Hi, On 10/15/19 11:11 PM, Yuri Volchkov wrote:
For health monitoring, it can be useful to know if iommu is behaving as expected. DMAR faults can be an indicator that a device: - has been misconfigured, or - has experienced a hardware hiccup and replacement should be considered, or - has been issuing faults due to malicious activity Currently the only way to check if there were any DMAR faults on the host is to scan the dmesg output. However this approach is not very elegant. The information we are looking for can be wrapped out of the buffer, or masked (since it is a rate-limited print) by another device. The series adds counters for DMAR faults and exposes them via sysfs.

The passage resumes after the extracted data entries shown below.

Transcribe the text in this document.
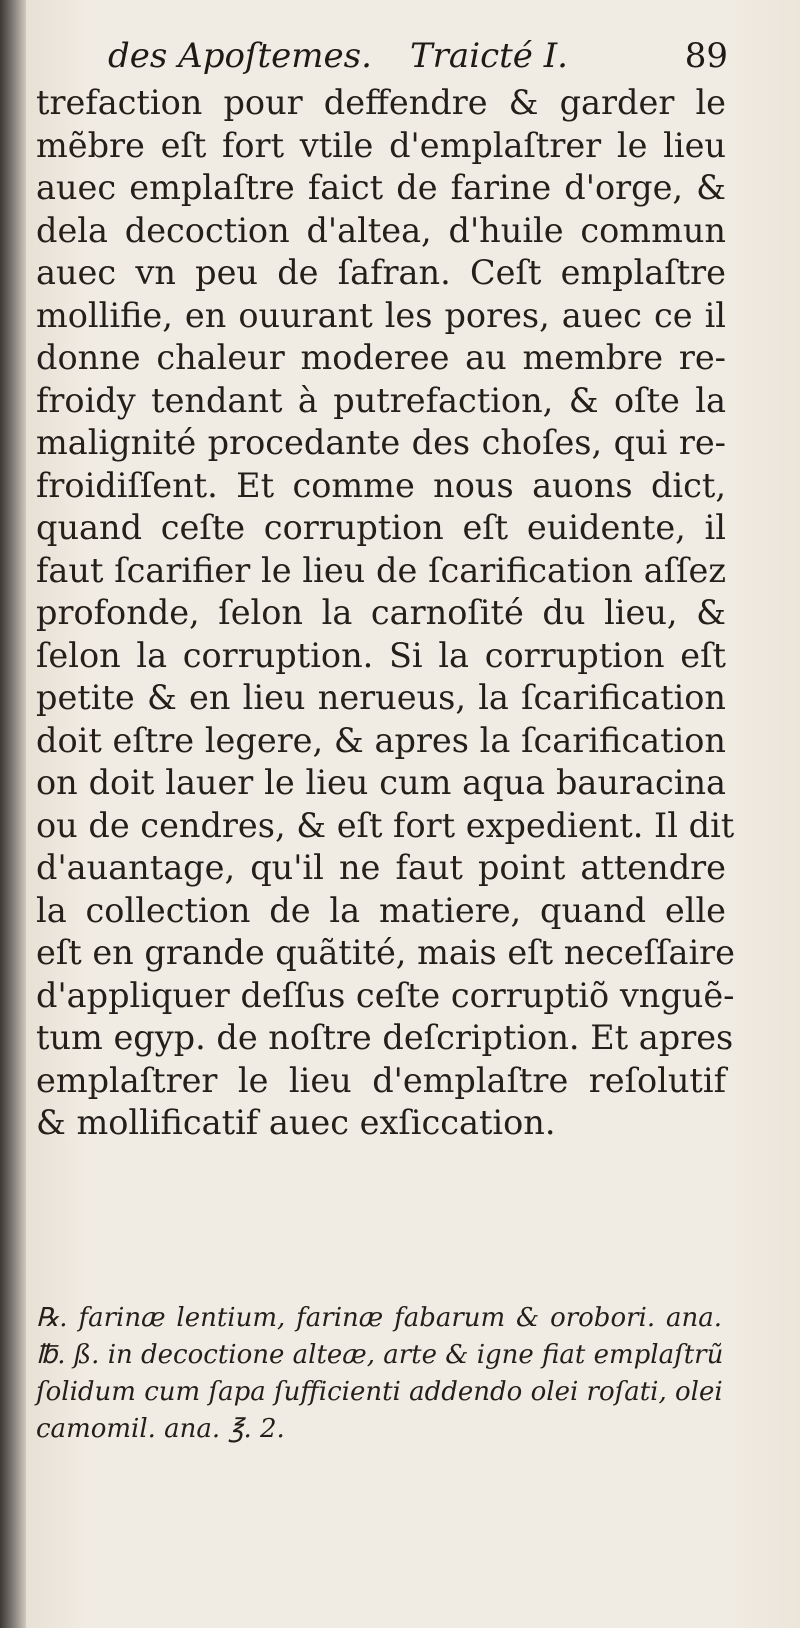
des Apoſtemes. Traicté I.	89
trefaction pour deffendre & garder le
mẽbre eſt fort vtile d'emplaſtrer le lieu
auec emplaſtre faict de farine d'orge, &
dela decoction d'altea, d'huile commun
auec vn peu de ſafran. Ceſt emplaſtre
mollifie, en ouurant les pores, auec ce il
donne chaleur moderee au membre re-
froidy tendant à putrefaction, & oſte la
malignité procedante des choſes, qui re-
froidiſſent. Et comme nous auons dict,
quand ceſte corruption eſt euidente, il
faut ſcarifier le lieu de ſcarification aſſez
profonde, ſelon la carnoſité du lieu, &
ſelon la corruption. Si la corruption eſt
petite & en lieu nerueus, la ſcarification
doit eſtre legere, & apres la ſcarification
on doit lauer le lieu cum aqua bauracina
ou de cendres, & eſt fort expedient. Il dit
d'auantage, qu'il ne faut point attendre
la collection de la matiere, quand elle
eſt en grande quãtité, mais eſt neceſſaire
d'appliquer deſſus ceſte corruptiõ vnguẽ-
tum egyp. de noſtre deſcription. Et apres
emplaſtrer le lieu d'emplaſtre reſolutif
& mollificatif auec exſiccation.
℞. farinæ lentium, farinæ fabarum & orobori. ana.
℔. ß. in decoctione alteæ, arte & igne fiat emplaſtrũ
ſolidum cum ſapa ſufficienti addendo olei roſati, olei
camomil. ana. ℥. 2.
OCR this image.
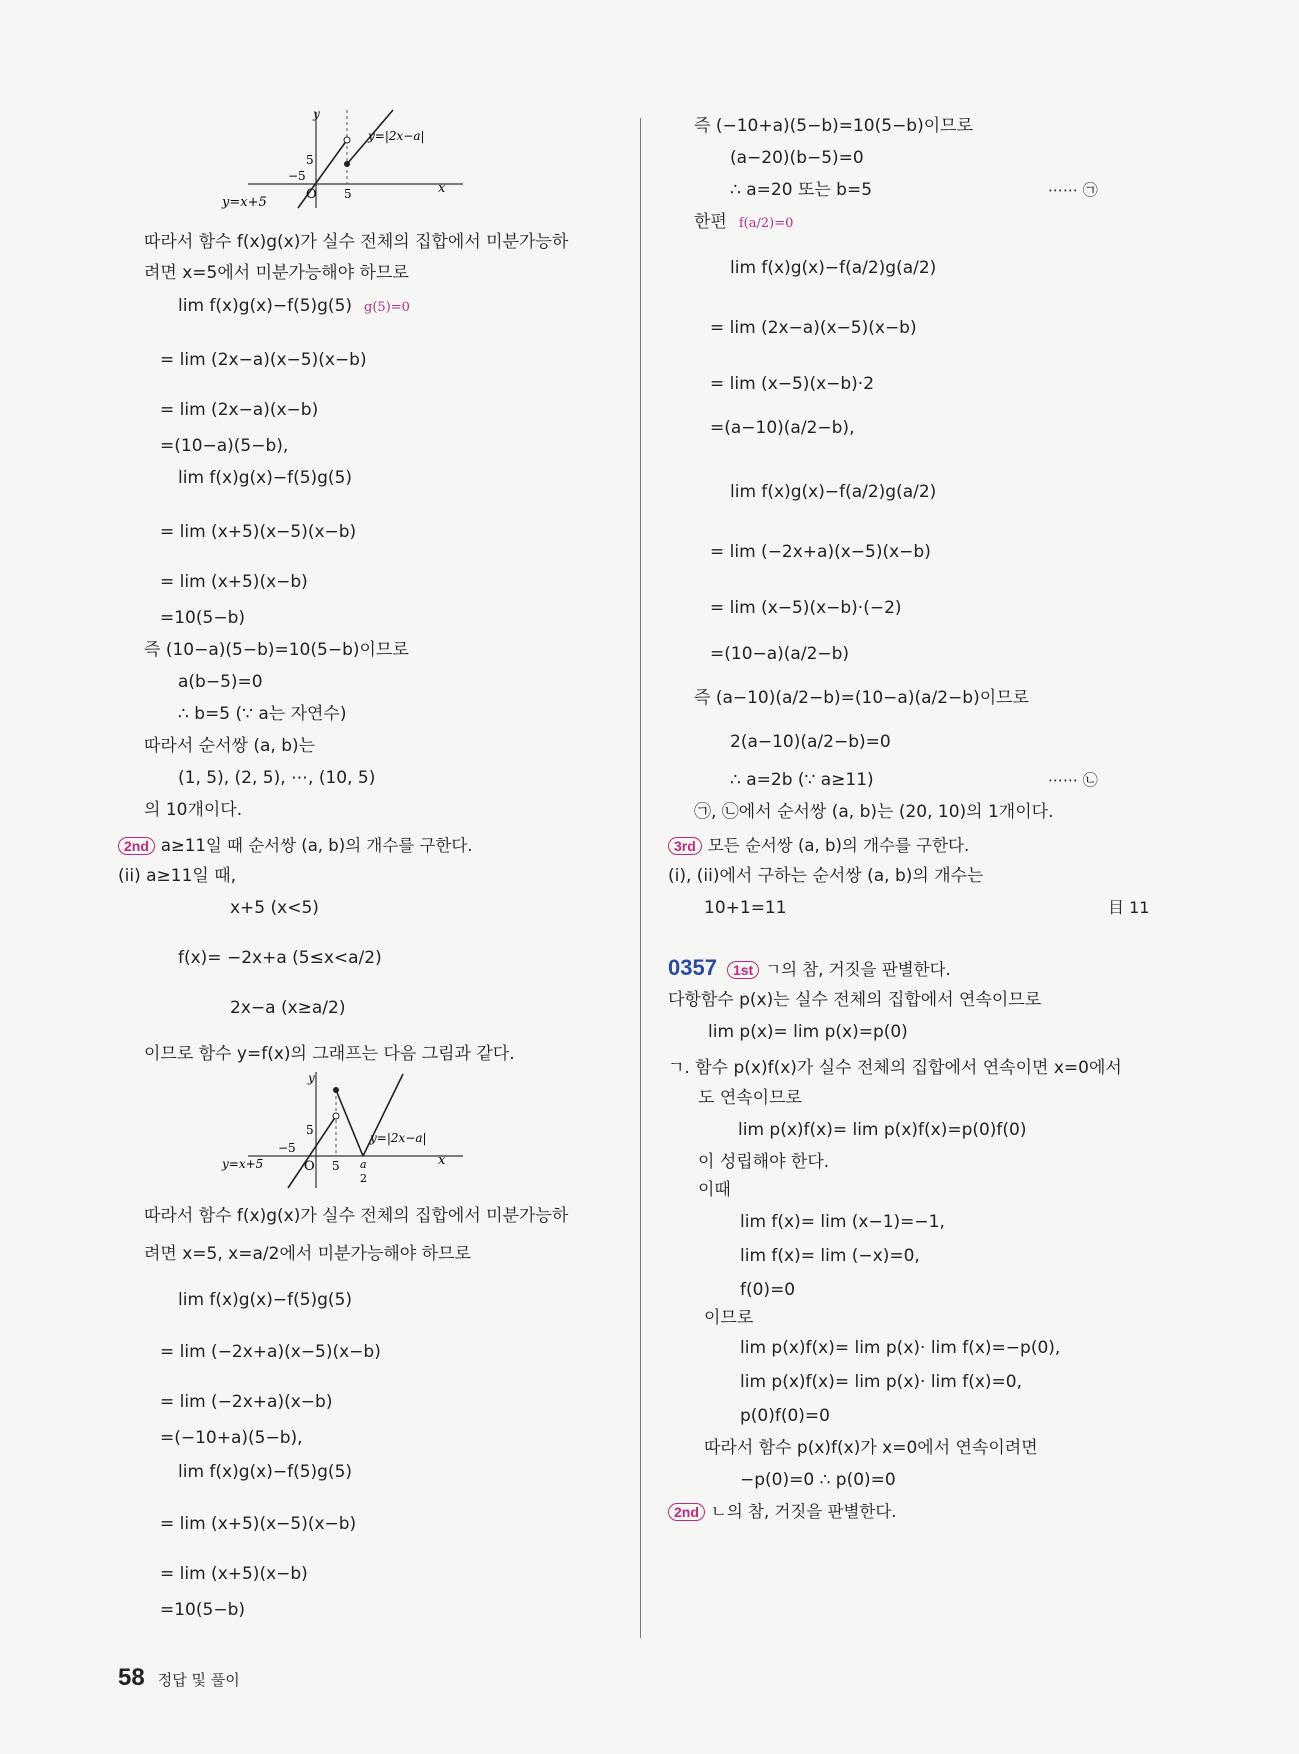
y
y=|2x−a|
5
−5
O 5	x
y=x+5
따라서 함수 f(x)g(x)가 실수 전체의 집합에서 미분가능하
려면 x=5에서 미분가능해야 하므로
lim f(x)g(x)−f(5)g(5) g(5)=0
= lim (2x−a)(x−5)(x−b)
= lim (2x−a)(x−b)
=(10−a)(5−b),
lim f(x)g(x)−f(5)g(5)
= lim (x+5)(x−5)(x−b)
= lim (x+5)(x−b)
=10(5−b)
즉 (10−a)(5−b)=10(5−b)이므로
a(b−5)=0
∴ b=5 (∵ a는 자연수)
따라서 순서쌍 (a, b)는
(1, 5), (2, 5), ⋯, (10, 5)
의 10개이다.
2nd a≥11일 때 순서쌍 (a, b)의 개수를 구한다.
(ii) a≥11일 때,
x+5 (x<5)
f(x)= −2x+a (5≤x<a/2)
2x−a (x≥a/2)
이므로 함수 y=f(x)의 그래프는 다음 그림과 같다.
y
5
−5
O 5 a
2
x
y=|2x−a|
y=x+5
따라서 함수 f(x)g(x)가 실수 전체의 집합에서 미분가능하
려면 x=5, x=a/2에서 미분가능해야 하므로
lim f(x)g(x)−f(5)g(5)
= lim (−2x+a)(x−5)(x−b)
= lim (−2x+a)(x−b)
=(−10+a)(5−b),
lim f(x)g(x)−f(5)g(5)
= lim (x+5)(x−5)(x−b)
= lim (x+5)(x−b)
=10(5−b)
즉 (−10+a)(5−b)=10(5−b)이므로
(a−20)(b−5)=0
∴ a=20 또는 b=5	⋯⋯ ㉠
한편 f(a/2)=0
lim f(x)g(x)−f(a/2)g(a/2)
= lim (2x−a)(x−5)(x−b)
= lim (x−5)(x−b)·2
=(a−10)(a/2−b),
lim f(x)g(x)−f(a/2)g(a/2)
= lim (−2x+a)(x−5)(x−b)
= lim (x−5)(x−b)·(−2)
=(10−a)(a/2−b)
즉 (a−10)(a/2−b)=(10−a)(a/2−b)이므로
2(a−10)(a/2−b)=0
∴ a=2b (∵ a≥11)	⋯⋯ ㉡
㉠, ㉡에서 순서쌍 (a, b)는 (20, 10)의 1개이다.
3rd 모든 순서쌍 (a, b)의 개수를 구한다.
(i), (ii)에서 구하는 순서쌍 (a, b)의 개수는
10+1=11	目 11
0357 1st ㄱ의 참, 거짓을 판별한다.
다항함수 p(x)는 실수 전체의 집합에서 연속이므로
lim p(x)= lim p(x)=p(0)
ㄱ. 함수 p(x)f(x)가 실수 전체의 집합에서 연속이면 x=0에서
도 연속이므로
lim p(x)f(x)= lim p(x)f(x)=p(0)f(0)
이 성립해야 한다.
이때
lim f(x)= lim (x−1)=−1,
lim f(x)= lim (−x)=0,
f(0)=0
이므로
lim p(x)f(x)= lim p(x)· lim f(x)=−p(0),
lim p(x)f(x)= lim p(x)· lim f(x)=0,
p(0)f(0)=0
따라서 함수 p(x)f(x)가 x=0에서 연속이려면
−p(0)=0 ∴ p(0)=0
2nd ㄴ의 참, 거짓을 판별한다.
58 정답 및 풀이
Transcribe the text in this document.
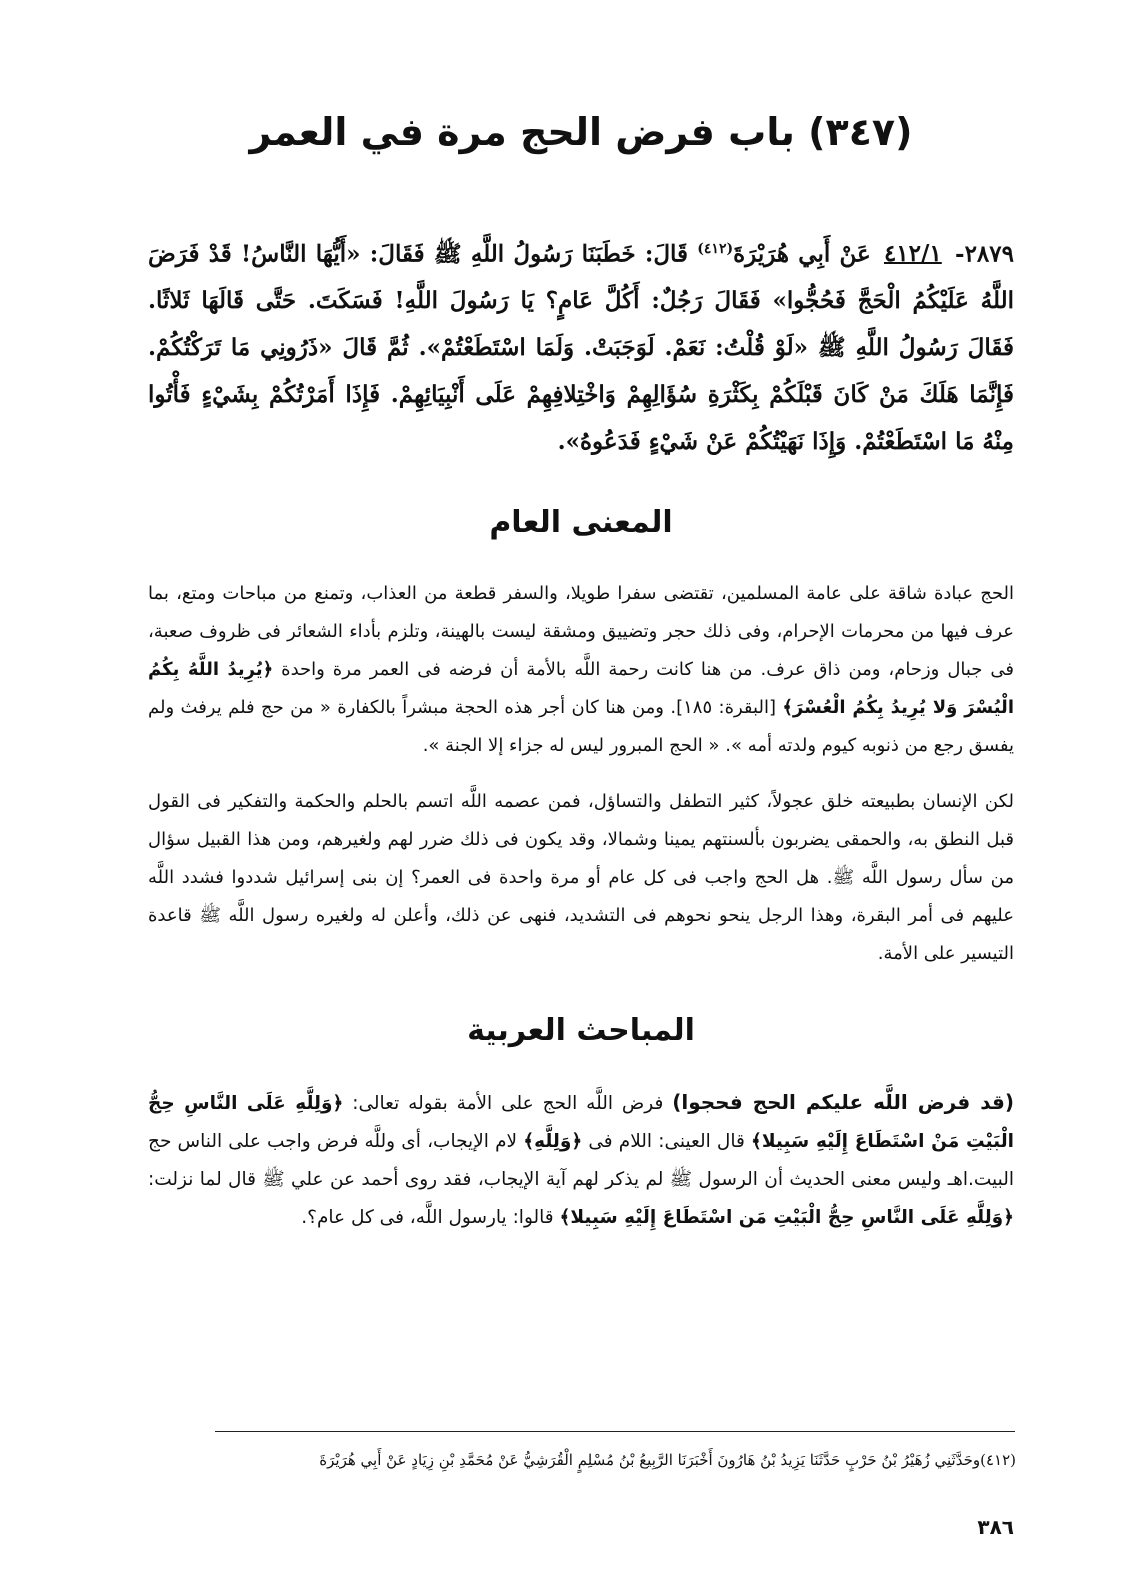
(٣٤٧) باب فرض الحج مرة في العمر

٢٨٧٩- ٤١٢/١ عَنْ أَبِي هُرَيْرَةَ$^{(٤١٢)}$ قَالَ: خَطَبَنَا رَسُولُ اللَّهِ ﷺ فَقَالَ: «أَيُّهَا النَّاسُ! قَدْ فَرَضَ اللَّهُ عَلَيْكُمُ الْحَجَّ فَحُجُّوا» فَقَالَ رَجُلٌ: أَكُلَّ عَامٍ؟ يَا رَسُولَ اللَّهِ! فَسَكَتَ. حَتَّى قَالَهَا ثَلاثًا. فَقَالَ رَسُولُ اللَّهِ ﷺ «لَوْ قُلْتُ: نَعَمْ. لَوَجَبَتْ. وَلَمَا اسْتَطَعْتُمْ». ثُمَّ قَالَ «ذَرُونِي مَا تَرَكْتُكُمْ. فَإِنَّمَا هَلَكَ مَنْ كَانَ قَبْلَكُمْ بِكَثْرَةِ سُؤَالِهِمْ وَاخْتِلافِهِمْ عَلَى أَنْبِيَائِهِمْ. فَإِذَا أَمَرْتُكُمْ بِشَيْءٍ فَأْتُوا مِنْهُ مَا اسْتَطَعْتُمْ. وَإِذَا نَهَيْتُكُمْ عَنْ شَيْءٍ فَدَعُوهُ».

المعنى العام

الحج عبادة شاقة على عامة المسلمين، تقتضى سفرا طويلا، والسفر قطعة من العذاب، وتمنع من مباحات ومتع، بما عرف فيها من محرمات الإحرام، وفى ذلك حجر وتضييق ومشقة ليست بالهينة، وتلزم بأداء الشعائر فى ظروف صعبة، فى جبال وزحام، ومن ذاق عرف. من هنا كانت رحمة اللَّه بالأمة أن فرضه فى العمر مرة واحدة ﴿يُرِيدُ اللَّهُ بِكُمُ الْيُسْرَ وَلا يُرِيدُ بِكُمُ الْعُسْرَ﴾ [البقرة: ١٨٥]. ومن هنا كان أجر هذه الحجة مبشراً بالكفارة « من حج فلم يرفث ولم يفسق رجع من ذنوبه كيوم ولدته أمه ». « الحج المبرور ليس له جزاء إلا الجنة ».

لكن الإنسان بطبيعته خلق عجولاً، كثير التطفل والتساؤل، فمن عصمه اللَّه اتسم بالحلم والحكمة والتفكير فى القول قبل النطق به، والحمقى يضربون بألسنتهم يمينا وشمالا، وقد يكون فى ذلك ضرر لهم ولغيرهم، ومن هذا القبيل سؤال من سأل رسول اللَّه ﷺ. هل الحج واجب فى كل عام أو مرة واحدة فى العمر؟ إن بنى إسرائيل شددوا فشدد اللَّه عليهم فى أمر البقرة، وهذا الرجل ينحو نحوهم فى التشديد، فنهى عن ذلك، وأعلن له ولغيره رسول اللَّه ﷺ قاعدة التيسير على الأمة.

المباحث العربية

(قد فرض اللَّه عليكم الحج فحجوا) فرض اللَّه الحج على الأمة بقوله تعالى: ﴿وَلِلَّهِ عَلَى النَّاسِ حِجُّ الْبَيْتِ مَنْ اسْتَطَاعَ إِلَيْهِ سَبِيلا﴾ قال العينى: اللام فى ﴿وَلِلَّهِ﴾ لام الإيجاب، أى وللَّه فرض واجب على الناس حج البيت.اهـ وليس معنى الحديث أن الرسول ﷺ لم يذكر لهم آية الإيجاب، فقد روى أحمد عن علي ﷺ قال لما نزلت: ﴿وَلِلَّهِ عَلَى النَّاسِ حِجُّ الْبَيْتِ مَن اسْتَطَاعَ إِلَيْهِ سَبِيلا﴾ قالوا: يارسول اللَّه، فى كل عام؟.

(٤١٢)وحَدَّثَنِي زُهَيْرُ بْنُ حَرْبٍ حَدَّثَنَا يَزِيدُ بْنُ هَارُونَ أَخْبَرَنَا الرَّبِيعُ بْنُ مُسْلِمٍ الْقُرَشِيُّ عَنْ مُحَمَّدِ بْنِ زِيَادٍ عَنْ أَبِي هُرَيْرَةَ
٣٨٦
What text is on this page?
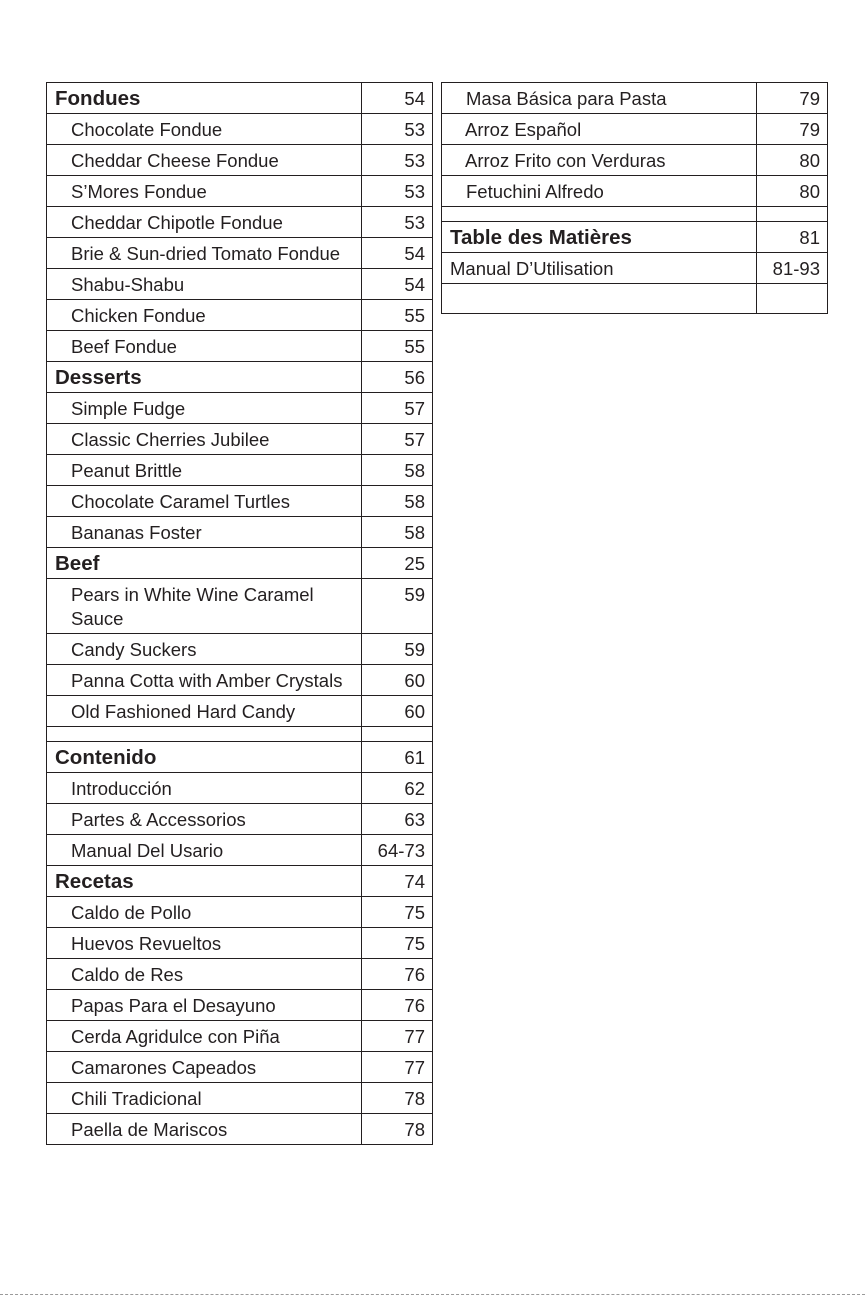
Fondues	54
Chocolate Fondue	53
Cheddar Cheese Fondue	53
S’Mores Fondue	53
Cheddar Chipotle Fondue	53
Brie & Sun-dried Tomato Fondue	54
Shabu-Shabu	54
Chicken Fondue	55
Beef Fondue	55
Desserts	56
Simple Fudge	57
Classic Cherries Jubilee	57
Peanut Brittle	58
Chocolate Caramel Turtles	58
Bananas Foster	58
Beef	25
Pears in White Wine Caramel Sauce	59
Candy Suckers	59
Panna Cotta with Amber Crystals	60
Old Fashioned Hard Candy	60

Contenido	61
Introducción	62
Partes & Accessorios	63
Manual Del Usario	64-73
Recetas	74
Caldo de Pollo	75
Huevos Revueltos	75
Caldo de Res	76
Papas Para el Desayuno	76
Cerda Agridulce con Piña	77
Camarones Capeados	77
Chili Tradicional	78
Paella de Mariscos	78
Masa Básica para Pasta	79
Arroz Español	79
Arroz Frito con Verduras	80
Fetuchini Alfredo	80

Table des Matières	81
Manual D’Utilisation	81-93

We now have an iommu API named iommu_register_fault_handler() to register callbacks for dmar faults. How about monitoring the dmar fault through this api so that your code could be generic and vendor agnostic? Best regards, Baolu
Yuri Volchkov (2): iommu/dmar: collect fault statistics iommu/dmar: catch early fault occurrences drivers/iommu/dmar.c | 182 ++++++++++++++++++++++++++++++++---- drivers/iommu/intel-iommu.c | 1 + drivers/pci/pci-sysfs.c | 20 ++++ include/linux/intel-iommu.h | 4 + include/linux/pci.h | 11 +++ 5 files changed, 201 insertions(+), 17 deletions(-)